By Will Fairless
The City of Opelika held the first two of its Diversity and Inclusion Listening Sessions last week. The session for Ward 4 was held on Tuesday, Oct. 13, and the session for Ward 2 was held on Thursday, Oct. 15, both in the Opelika Municipal Courtroom.
Both were moderated by Dr. Arturo Menefee, who is a lifelong resident of Opelika and the Director of Leadership Development for The University of Alabama Center for Economic Development. He received his Ph.D. in Public Policy and Administration from Auburn University.
Menefee will be facilitating the discussions about diversity and inclusion at the remaining three sessions just as he did for these first two. He will then present a report to the city summarizing what he heard from the Opelika community and will give a recommendation for action based on those findings.
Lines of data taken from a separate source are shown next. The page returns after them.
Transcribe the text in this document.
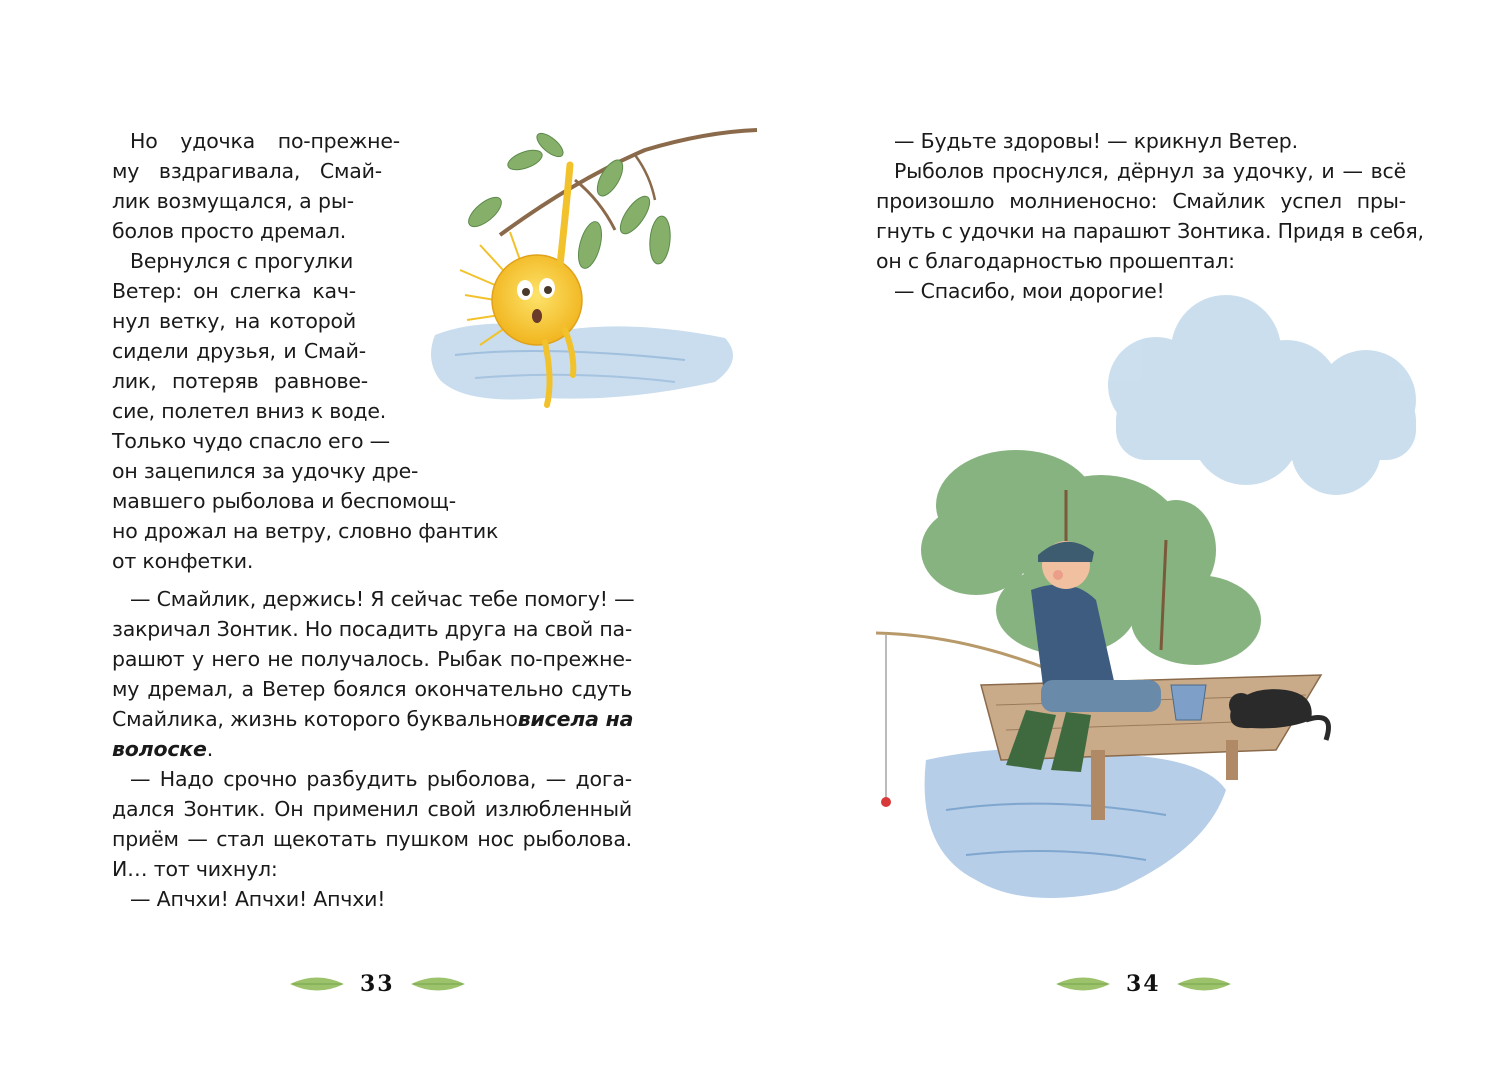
Но удочка по-прежне-
му вздрагивала, Смай-
лик возмущался, а ры-
болов просто дремал.
Вернулся с прогулки
Ветер: он слегка кач-
нул ветку, на которой
сидели друзья, и Смай-
лик, потеряв равнове-
сие, полетел вниз к воде.
Только чудо спасло его —
он зацепился за удочку дре-
мавшего рыболова и беспомощ-
но дрожал на ветру, словно фантик
от конфетки.
— Смайлик, держись! Я сейчас тебе помогу! —
закричал Зонтик. Но посадить друга на свой па-
рашют у него не получалось. Рыбак по-прежне-
му дремал, а Ветер боялся окончательно сдуть
Смайлика, жизнь которого буквально висела на
волоске.
— Надо срочно разбудить рыболова, — дога-
дался Зонтик. Он применил свой излюбленный
приём — стал щекотать пушком нос рыболова.
И… тот чихнул:
— Апчхи! Апчхи! Апчхи!
33
— Будьте здоровы! — крикнул Ветер.
Рыболов проснулся, дёрнул за удочку, и — всё
произошло молниеносно: Смайлик успел пры-
гнуть с удочки на парашют Зонтика. Придя в себя,
он с благодарностью прошептал:
— Спасибо, мои дорогие!
34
“I’m your provocateur tonight,” Menefee said. “I’m gonna ask you some really tough questions and maybe challenge your thought process. None of this is meant to create any kind of confusion or conflict or anything like that, but from my standpoint, those are typically the best discussions that really get at the root of the issue.”
Menefee had all the in-person attendees fill out surveys before beginning the discussions. The surveys will be used as a source of quantitative data to gauge the community’s feeling about diversity and inclusion. It will accompany the qualitative data collected during the rest of the meeting.
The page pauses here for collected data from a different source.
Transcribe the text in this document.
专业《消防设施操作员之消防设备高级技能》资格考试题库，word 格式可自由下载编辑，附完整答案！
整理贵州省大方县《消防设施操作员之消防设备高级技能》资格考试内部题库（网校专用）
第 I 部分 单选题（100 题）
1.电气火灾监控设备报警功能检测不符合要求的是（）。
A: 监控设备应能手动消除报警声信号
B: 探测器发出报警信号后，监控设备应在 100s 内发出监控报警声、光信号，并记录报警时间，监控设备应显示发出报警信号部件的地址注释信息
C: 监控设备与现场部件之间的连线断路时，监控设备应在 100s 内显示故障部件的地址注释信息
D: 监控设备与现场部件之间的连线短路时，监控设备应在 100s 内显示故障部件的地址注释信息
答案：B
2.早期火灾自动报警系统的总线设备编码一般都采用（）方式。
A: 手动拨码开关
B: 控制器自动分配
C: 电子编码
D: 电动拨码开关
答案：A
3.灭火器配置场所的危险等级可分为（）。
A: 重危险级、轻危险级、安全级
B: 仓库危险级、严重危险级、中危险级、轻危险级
Menefee made an argument about why diversity matters. He listed four common benefits of having a more diverse group of people, in any endeavor: there are more skills and talents, new ways of thinking, different experiences and unique cultural backgrounds.
“Research shows that when you have students that are in a diverse environment, those students tend to score higher on tests than students that are not in a diverse environment,” Menefee said.
He asked for the community’s participation and for honest discussion even though it might be difficult.
The community responded enthusiastically, by answering Menefee’s question about whether white privilege exists, for example. One community member said, “Even though I may have struggled in my life because I didn’t have money or because I’m a woman, or because anything else, I have never struggled because of the color of my skin. And that’s what white privilege is to me. I have never struggled because I’m white.”
On the topic of inclusion, specifically of Hispanics and Asians, and race relations, another community member said, “Look at what’s happened to Christianity in our country. To me, that’s a very very important part of what’s happened to our country. Faith in God has deteriorated so much and we’ve gotten away from those truths about, ‘love your neighbor.’”
Leigh Krehling, community relations officer for the City of Opelika, said, “The first two listening sessions went well. It’s been great to hear from people across the city about what is in their hearts and minds when it comes to diversity and inclusion.”
Krehling added that she, like Menefee, is looking forward to taking what is learned from the listening sessions and developing a plan of action for the future of the city.
There are three listening sessions remaining, all held from 5 to 7 p.m. at the Opelika Municipal Courtroom: Ward 1’s is Tuesday, Oct. 27; Ward 3’s is Thursday, Oct. 29; Ward 5’s is Thursday, Nov. 5.